Ce faisant, le Conseil constitutionnel montre la voie du contentieux qui pourrait être initié par les services fiscaux à l'avenir et la limite de la décision commentée ; s'il s'avérait que l'interposition de structures est empreint de fictivité et que le contribuable a, dans les faits, la disposition de biens à caractère non professionnel inscrits à l'actif du bilan de sous-filiales, l'administration serait alors bien fondée à réintégrer ces derniers au patrimoine imposable du contribuable. On retrouve là le spectre de l'abus de droit pris en ses deux branches : la fictivité juridique et la fictivité économique. On sait, en effet, que l'abus de droit vise à sanctionner la création d'une situation juridique purement artificielle, qui camoufle une situation au titre de laquelle des impositions sont légalement dues et qui continue d'exister derrière les apparences juridiquement créées. Autrement dit, il n'est pas possible de suivre les conséquences d'un montage purement artificiel, sans substance juridique ou économique.
On veillera donc à ne pas créer d'interpositions qui n'en auraient que le nom, la cascade de sociétés ayant pour seule cohérence la volonté de bénéficier de la lettre du texte de l'article 885 O ter du CGI. En fiscalité, comme dans la vie, il faut se garder des artifices !
(1) Le tout récent arrêt du Conseil d'Etat du 12 novembre 2015 qui sanctionne l'illégalité de la doctrine administrative relative à l'application des abattements sur les moins-values de valeurs mobilières en est un bel exemple (CE 3° et 8° s-s-r., 12 novembre 2015, n° 390265, mentionné au tables du recueil Lebon N° Lexbase : A5889NWZ).
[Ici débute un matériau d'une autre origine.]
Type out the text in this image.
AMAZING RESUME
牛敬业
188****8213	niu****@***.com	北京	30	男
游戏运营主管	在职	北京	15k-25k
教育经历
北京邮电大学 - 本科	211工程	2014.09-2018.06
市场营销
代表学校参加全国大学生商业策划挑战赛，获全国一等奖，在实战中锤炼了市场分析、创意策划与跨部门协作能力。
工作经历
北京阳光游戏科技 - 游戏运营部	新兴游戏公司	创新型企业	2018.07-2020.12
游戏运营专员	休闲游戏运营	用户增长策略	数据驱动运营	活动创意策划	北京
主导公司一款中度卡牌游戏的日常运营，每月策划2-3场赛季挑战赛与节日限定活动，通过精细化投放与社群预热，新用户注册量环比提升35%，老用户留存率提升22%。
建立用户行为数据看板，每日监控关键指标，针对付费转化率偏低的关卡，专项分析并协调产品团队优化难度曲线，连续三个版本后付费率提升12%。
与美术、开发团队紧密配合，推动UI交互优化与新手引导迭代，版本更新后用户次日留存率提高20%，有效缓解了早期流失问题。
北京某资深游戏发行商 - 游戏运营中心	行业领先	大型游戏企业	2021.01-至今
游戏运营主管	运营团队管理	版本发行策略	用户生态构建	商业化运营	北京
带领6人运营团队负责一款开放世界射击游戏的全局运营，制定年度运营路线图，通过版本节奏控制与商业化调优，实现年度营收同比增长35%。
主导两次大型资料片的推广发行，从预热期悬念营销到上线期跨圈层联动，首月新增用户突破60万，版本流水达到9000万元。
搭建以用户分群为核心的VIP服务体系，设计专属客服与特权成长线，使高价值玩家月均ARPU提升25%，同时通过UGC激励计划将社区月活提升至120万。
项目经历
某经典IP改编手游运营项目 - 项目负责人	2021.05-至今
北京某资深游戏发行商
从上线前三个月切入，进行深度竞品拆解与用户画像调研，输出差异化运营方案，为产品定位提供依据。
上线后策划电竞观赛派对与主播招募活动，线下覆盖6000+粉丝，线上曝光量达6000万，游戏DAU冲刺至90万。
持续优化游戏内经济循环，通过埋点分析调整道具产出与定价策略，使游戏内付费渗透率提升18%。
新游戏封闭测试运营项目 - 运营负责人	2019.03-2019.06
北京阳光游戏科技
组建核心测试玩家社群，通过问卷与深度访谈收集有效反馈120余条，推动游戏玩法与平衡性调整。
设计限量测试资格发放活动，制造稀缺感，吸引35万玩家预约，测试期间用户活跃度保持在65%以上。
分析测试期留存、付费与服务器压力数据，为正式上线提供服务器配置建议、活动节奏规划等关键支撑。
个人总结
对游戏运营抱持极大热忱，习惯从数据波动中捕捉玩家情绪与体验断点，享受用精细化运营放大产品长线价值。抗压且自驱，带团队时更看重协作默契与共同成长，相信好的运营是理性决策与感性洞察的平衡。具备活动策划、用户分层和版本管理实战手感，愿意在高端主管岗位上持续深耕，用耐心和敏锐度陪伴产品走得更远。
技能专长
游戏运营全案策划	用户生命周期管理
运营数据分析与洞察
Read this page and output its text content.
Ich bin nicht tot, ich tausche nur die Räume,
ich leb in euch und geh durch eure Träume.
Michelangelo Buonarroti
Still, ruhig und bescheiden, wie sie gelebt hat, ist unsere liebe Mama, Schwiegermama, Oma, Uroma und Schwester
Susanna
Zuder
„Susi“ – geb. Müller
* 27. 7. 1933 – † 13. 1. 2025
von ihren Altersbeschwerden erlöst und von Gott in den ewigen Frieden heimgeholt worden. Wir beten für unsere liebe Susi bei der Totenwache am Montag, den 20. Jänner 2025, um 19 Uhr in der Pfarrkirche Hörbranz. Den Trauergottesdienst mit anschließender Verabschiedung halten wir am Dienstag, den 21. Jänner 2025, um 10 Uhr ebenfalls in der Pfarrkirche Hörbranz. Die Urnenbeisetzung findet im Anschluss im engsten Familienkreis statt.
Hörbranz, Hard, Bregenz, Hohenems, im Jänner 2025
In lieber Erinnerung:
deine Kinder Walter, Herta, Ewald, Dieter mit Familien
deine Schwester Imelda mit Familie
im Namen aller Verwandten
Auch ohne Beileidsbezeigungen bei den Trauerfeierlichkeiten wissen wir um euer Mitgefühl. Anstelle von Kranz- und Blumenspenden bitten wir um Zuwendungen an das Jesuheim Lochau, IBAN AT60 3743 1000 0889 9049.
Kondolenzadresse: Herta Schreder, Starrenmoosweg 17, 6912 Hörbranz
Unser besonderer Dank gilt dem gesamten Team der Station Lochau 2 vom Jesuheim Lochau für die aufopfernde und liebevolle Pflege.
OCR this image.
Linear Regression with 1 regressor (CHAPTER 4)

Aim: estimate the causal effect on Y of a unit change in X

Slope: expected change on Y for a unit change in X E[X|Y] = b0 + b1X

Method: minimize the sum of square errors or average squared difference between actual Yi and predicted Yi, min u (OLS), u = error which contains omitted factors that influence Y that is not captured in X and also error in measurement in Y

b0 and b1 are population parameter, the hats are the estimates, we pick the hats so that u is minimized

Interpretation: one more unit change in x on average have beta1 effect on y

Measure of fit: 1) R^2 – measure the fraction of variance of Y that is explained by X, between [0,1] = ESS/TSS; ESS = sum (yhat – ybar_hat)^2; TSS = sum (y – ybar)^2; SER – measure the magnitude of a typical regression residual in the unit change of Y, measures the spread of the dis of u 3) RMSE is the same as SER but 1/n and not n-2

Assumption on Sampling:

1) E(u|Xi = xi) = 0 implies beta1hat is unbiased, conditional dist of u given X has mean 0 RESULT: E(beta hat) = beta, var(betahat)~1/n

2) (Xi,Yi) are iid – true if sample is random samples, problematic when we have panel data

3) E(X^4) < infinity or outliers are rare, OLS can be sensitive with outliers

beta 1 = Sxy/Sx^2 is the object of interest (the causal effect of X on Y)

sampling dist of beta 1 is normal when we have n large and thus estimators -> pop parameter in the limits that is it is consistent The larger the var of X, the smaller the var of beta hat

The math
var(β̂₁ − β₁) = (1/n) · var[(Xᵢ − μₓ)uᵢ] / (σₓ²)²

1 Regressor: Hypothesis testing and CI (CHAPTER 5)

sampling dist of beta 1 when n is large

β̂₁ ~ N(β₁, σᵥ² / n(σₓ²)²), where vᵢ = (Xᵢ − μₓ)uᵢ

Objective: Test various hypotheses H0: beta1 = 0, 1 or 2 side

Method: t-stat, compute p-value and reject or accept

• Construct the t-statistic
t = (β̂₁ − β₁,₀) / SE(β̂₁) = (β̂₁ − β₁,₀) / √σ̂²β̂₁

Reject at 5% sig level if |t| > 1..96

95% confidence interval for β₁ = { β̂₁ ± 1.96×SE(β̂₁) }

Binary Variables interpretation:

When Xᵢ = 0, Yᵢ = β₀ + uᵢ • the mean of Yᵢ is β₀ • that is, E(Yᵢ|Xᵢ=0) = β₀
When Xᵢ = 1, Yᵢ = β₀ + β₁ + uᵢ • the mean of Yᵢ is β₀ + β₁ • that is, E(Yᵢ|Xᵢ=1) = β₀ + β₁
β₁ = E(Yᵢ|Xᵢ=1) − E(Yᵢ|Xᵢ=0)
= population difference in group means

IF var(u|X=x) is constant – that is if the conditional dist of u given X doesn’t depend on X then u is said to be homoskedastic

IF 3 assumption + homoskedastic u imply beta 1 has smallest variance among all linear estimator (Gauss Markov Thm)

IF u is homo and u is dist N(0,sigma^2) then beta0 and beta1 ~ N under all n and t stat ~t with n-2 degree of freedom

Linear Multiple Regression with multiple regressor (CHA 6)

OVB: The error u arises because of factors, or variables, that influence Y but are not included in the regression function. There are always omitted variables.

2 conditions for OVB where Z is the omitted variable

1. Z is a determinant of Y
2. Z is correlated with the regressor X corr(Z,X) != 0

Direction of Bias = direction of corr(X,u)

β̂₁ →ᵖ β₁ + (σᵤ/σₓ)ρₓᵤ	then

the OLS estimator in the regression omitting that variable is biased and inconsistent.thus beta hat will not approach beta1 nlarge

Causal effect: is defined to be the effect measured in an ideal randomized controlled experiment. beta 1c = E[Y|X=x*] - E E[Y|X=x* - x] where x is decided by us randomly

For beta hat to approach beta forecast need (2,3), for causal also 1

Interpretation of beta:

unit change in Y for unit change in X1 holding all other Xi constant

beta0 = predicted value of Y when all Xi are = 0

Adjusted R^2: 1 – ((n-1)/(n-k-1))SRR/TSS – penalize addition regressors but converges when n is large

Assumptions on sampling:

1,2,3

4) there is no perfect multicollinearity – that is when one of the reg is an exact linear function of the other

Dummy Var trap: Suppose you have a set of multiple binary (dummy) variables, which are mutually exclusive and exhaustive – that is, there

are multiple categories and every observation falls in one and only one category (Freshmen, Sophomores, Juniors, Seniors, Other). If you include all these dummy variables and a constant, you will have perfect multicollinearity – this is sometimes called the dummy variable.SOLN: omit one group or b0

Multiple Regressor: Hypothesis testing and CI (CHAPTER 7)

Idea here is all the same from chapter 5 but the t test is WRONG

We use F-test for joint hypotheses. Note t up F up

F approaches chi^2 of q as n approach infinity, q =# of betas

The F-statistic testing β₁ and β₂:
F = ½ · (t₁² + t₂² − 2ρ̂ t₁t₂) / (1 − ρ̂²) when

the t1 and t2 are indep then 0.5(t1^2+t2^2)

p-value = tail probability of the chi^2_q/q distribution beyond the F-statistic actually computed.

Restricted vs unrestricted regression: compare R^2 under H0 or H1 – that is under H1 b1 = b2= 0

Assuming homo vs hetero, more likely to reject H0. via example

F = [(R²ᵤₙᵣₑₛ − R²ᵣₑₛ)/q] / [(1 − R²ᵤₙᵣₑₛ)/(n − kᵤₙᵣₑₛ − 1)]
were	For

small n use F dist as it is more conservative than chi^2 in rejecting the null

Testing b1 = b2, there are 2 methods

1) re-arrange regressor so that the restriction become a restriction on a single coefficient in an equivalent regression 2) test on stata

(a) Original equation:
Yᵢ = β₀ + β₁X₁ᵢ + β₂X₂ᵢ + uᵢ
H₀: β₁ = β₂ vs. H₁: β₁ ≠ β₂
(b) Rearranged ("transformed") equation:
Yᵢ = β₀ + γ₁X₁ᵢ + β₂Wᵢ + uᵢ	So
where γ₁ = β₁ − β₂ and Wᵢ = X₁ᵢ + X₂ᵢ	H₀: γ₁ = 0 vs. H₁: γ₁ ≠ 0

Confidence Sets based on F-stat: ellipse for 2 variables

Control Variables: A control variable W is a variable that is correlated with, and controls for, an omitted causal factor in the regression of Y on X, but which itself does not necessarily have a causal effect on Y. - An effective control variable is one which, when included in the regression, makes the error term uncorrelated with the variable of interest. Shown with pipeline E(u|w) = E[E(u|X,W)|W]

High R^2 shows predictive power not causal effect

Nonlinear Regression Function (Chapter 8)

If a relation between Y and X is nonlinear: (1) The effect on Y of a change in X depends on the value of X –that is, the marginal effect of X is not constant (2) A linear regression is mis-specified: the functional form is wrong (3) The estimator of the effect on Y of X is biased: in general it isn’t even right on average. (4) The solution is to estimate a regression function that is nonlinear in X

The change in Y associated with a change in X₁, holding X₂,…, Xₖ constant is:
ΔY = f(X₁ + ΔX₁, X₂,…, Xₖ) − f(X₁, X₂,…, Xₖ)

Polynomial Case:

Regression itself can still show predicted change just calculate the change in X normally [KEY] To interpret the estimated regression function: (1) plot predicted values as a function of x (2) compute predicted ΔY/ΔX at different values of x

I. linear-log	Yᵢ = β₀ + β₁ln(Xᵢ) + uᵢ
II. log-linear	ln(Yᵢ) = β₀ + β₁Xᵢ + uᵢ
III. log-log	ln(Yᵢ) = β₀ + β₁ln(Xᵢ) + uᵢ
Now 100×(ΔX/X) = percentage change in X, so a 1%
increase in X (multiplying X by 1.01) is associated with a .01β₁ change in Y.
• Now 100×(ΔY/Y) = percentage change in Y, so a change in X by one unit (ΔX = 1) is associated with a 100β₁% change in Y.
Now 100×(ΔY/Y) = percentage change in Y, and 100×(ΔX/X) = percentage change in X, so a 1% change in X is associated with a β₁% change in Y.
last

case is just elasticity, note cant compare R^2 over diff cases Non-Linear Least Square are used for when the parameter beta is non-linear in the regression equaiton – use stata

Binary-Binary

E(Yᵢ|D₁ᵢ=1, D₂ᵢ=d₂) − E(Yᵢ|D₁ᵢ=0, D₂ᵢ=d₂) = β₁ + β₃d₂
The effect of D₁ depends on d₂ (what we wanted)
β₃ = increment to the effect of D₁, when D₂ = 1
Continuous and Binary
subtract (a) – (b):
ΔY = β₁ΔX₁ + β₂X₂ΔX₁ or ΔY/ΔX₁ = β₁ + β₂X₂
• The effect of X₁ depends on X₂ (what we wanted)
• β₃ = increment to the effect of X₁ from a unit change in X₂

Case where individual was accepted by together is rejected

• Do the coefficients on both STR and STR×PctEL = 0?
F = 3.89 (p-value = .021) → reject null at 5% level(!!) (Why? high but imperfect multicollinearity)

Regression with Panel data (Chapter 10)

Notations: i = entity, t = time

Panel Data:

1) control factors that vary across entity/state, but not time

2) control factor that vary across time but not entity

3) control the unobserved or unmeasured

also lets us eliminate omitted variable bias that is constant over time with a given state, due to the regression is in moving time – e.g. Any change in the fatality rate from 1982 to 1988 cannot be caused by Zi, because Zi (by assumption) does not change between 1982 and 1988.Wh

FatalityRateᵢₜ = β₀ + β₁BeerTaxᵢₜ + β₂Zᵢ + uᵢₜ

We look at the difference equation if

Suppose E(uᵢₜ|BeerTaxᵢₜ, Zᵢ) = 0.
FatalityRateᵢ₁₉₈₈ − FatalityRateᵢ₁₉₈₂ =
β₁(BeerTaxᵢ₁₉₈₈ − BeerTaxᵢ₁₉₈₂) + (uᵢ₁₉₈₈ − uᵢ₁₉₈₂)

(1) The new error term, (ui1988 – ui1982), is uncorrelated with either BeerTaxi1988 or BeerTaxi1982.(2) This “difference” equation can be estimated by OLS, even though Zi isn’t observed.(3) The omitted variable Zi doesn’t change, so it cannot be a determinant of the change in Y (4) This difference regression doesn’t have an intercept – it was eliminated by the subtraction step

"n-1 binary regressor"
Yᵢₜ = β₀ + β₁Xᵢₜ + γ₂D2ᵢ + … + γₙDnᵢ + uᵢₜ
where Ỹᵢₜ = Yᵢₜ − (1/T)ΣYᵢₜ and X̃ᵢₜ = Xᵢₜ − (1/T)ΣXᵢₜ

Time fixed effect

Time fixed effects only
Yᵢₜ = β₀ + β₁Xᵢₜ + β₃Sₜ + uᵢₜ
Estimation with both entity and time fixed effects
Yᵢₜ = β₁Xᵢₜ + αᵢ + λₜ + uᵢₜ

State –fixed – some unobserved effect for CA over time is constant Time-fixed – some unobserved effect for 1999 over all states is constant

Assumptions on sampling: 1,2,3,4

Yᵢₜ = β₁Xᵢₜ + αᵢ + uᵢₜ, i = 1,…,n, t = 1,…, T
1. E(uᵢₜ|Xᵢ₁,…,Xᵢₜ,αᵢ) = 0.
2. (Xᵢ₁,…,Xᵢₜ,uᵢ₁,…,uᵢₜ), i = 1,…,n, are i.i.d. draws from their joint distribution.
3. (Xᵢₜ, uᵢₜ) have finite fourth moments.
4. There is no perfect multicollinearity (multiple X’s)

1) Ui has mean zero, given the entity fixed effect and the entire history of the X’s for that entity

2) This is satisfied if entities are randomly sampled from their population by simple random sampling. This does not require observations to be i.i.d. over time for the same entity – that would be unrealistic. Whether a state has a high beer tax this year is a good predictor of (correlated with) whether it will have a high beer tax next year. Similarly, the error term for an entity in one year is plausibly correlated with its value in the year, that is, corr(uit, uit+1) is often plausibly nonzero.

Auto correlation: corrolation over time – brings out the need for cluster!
(2) Cons. const., 30 décembre 1981, n° 81-133 DC (N° Lexbase : A8033ACI) ; Cons. const., 29 décembre 1998, n° 98-405 DC (N° Lexbase : A8751AC4) ; Cons. const., 29 septembre 2010, n° 2010-44 QPC (N° Lexbase : A4886GA9) ; Cons. const., 28 juillet 2011, n° 2011-638 DC (N° Lexbase : A5590HWX) ; Cons. const., 29 décembre 2012, n° 2012-661 DC (N° Lexbase : A6287IZU).
(3) Cons. const., 29 décembre 2012, n° 2012-661 DC, cons. 96, préc..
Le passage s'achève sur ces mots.